The Greeks have been horrified by this article. They are shocked to their core at the direct attack on their identity. It is difficult for them to talk of a Greece of 180 years ago and here we are with a language documented half a millennium ago that has direct if not exact relationships with modern Macedonian. It is a knife through their collective hearts and the fact that the language is in a place that many would prefer to call a Greek or Albanian stronghold in historical times .... (even though the etymology of the village name is nothing but Macedonian) ... just hurts them that little bit more.

They have no answer Daskalot. They never will because to answer this will force them to look at themselves first. They will not like what they see. They may even develop a sensation of guilt over time .... they much prefer to hate us instead.

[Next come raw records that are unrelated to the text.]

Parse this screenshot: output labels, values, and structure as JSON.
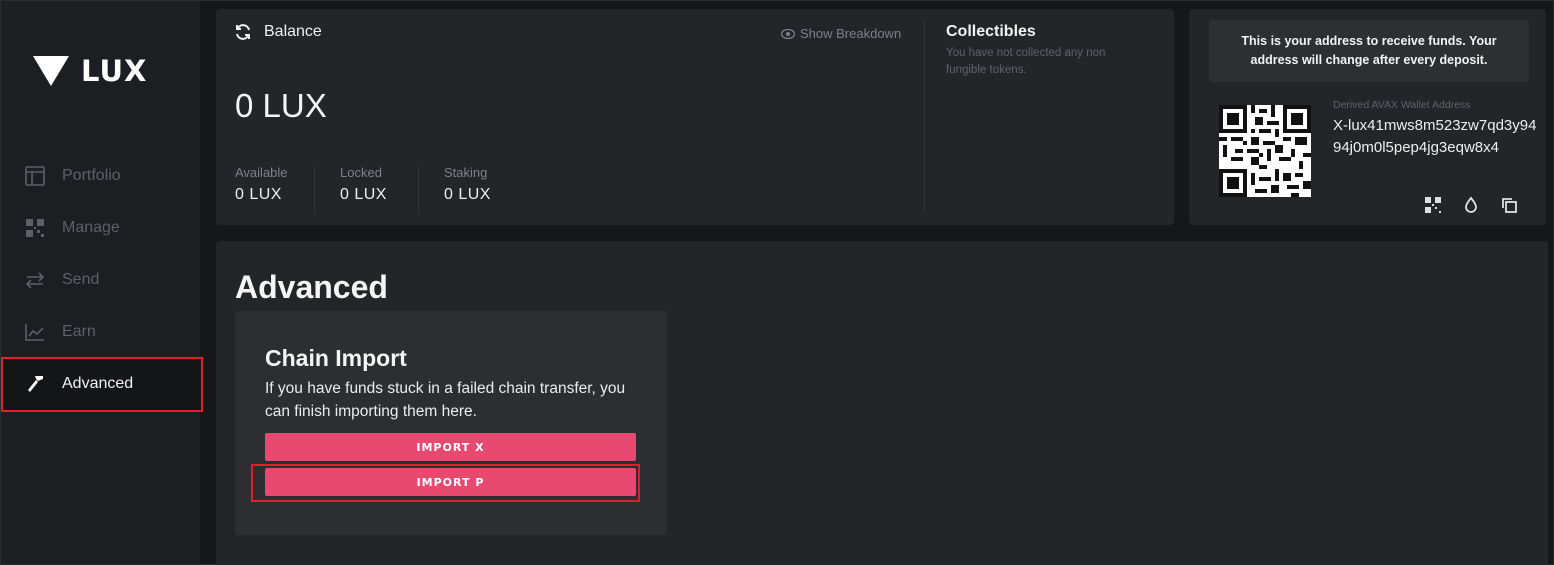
{
  "brand": {
    "name": "LUX"
  },
  "sidebar": {
    "items": [
      {
        "label": "Portfolio",
        "icon": "portfolio-icon"
      },
      {
        "label": "Manage",
        "icon": "qr-grid-icon"
      },
      {
        "label": "Send",
        "icon": "transfer-arrows-icon"
      },
      {
        "label": "Earn",
        "icon": "chart-icon"
      },
      {
        "label": "Advanced",
        "icon": "hammer-icon",
        "active": true
      }
    ]
  },
  "balance": {
    "title": "Balance",
    "show_breakdown": "Show Breakdown",
    "total": "0 LUX",
    "available_label": "Available",
    "available_value": "0 LUX",
    "locked_label": "Locked",
    "locked_value": "0 LUX",
    "staking_label": "Staking",
    "staking_value": "0 LUX"
  },
  "collectibles": {
    "title": "Collectibles",
    "empty_text": "You have not collected any non fungible tokens."
  },
  "address": {
    "note": "This is your address to receive funds. Your address will change after every deposit.",
    "label": "Derived AVAX Wallet Address",
    "value": "X-lux41mws8m523zw7qd3y9494j0m0l5pep4jg3eqw8x4"
  },
  "main": {
    "title": "Advanced",
    "chain_import": {
      "title": "Chain Import",
      "description": "If you have funds stuck in a failed chain transfer, you can finish importing them here.",
      "import_x_label": "IMPORT X",
      "import_p_label": "IMPORT P"
    }
  },
  "colors": {
    "accent": "#e84970",
    "highlight": "#e01f2d",
    "background": "#151719",
    "card": "#232528"
  }
}
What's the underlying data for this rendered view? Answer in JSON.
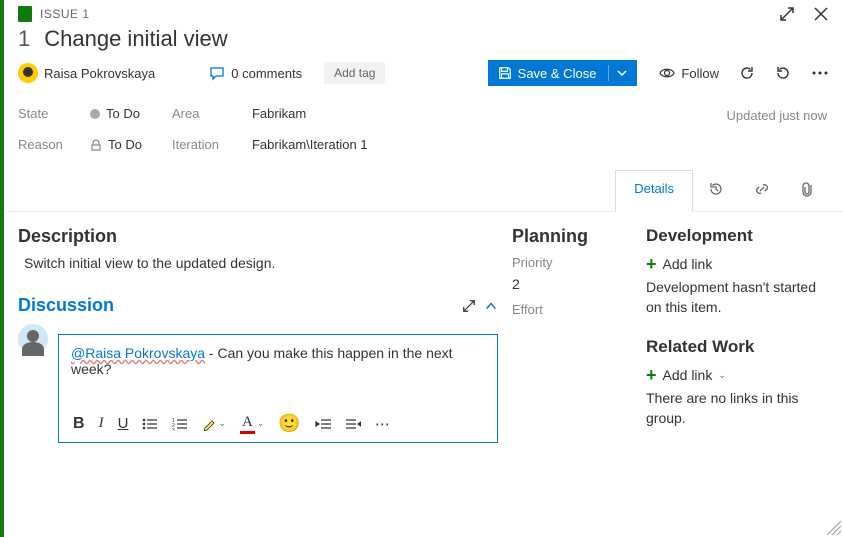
{
  "header": {
    "type": "ISSUE 1",
    "number": "1",
    "title": "Change initial view"
  },
  "assignee": "Raisa Pokrovskaya",
  "comments": "0 comments",
  "addTag": "Add tag",
  "saveClose": "Save & Close",
  "follow": "Follow",
  "fields": {
    "stateLabel": "State",
    "state": "To Do",
    "reasonLabel": "Reason",
    "reason": "To Do",
    "areaLabel": "Area",
    "area": "Fabrikam",
    "iterationLabel": "Iteration",
    "iteration": "Fabrikam\\Iteration 1"
  },
  "updated": "Updated just now",
  "tabs": {
    "details": "Details"
  },
  "description": {
    "heading": "Description",
    "text": "Switch initial view to the updated design."
  },
  "discussion": {
    "heading": "Discussion",
    "mention": "@Raisa Pokrovskaya",
    "rest": " - Can you make this happen in the next week?"
  },
  "planning": {
    "heading": "Planning",
    "priorityLabel": "Priority",
    "priority": "2",
    "effortLabel": "Effort"
  },
  "development": {
    "heading": "Development",
    "addLink": "Add link",
    "text": "Development hasn't started on this item."
  },
  "related": {
    "heading": "Related Work",
    "addLink": "Add link",
    "text": "There are no links in this group."
  }
}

I don’t see why you think I’m horrified. That doesn't seem like a difficult request. Actually, the document of post#1 DOES have the Greek phrase from that time (1600s) AND today. The difference is that in the case of Greece there are many thousands documents from 17th Century alone, documents of various sizes, content, style and significance.

Generally speaking, NO language changes significantly in 400 or 500 years. At least that's my experience from Greek and English theatrical plays from the 1500s and 1600s. Kornaros, Chortatzis, Shakespeare and Marlowe are still performed unchanged and the modern audiences can follow.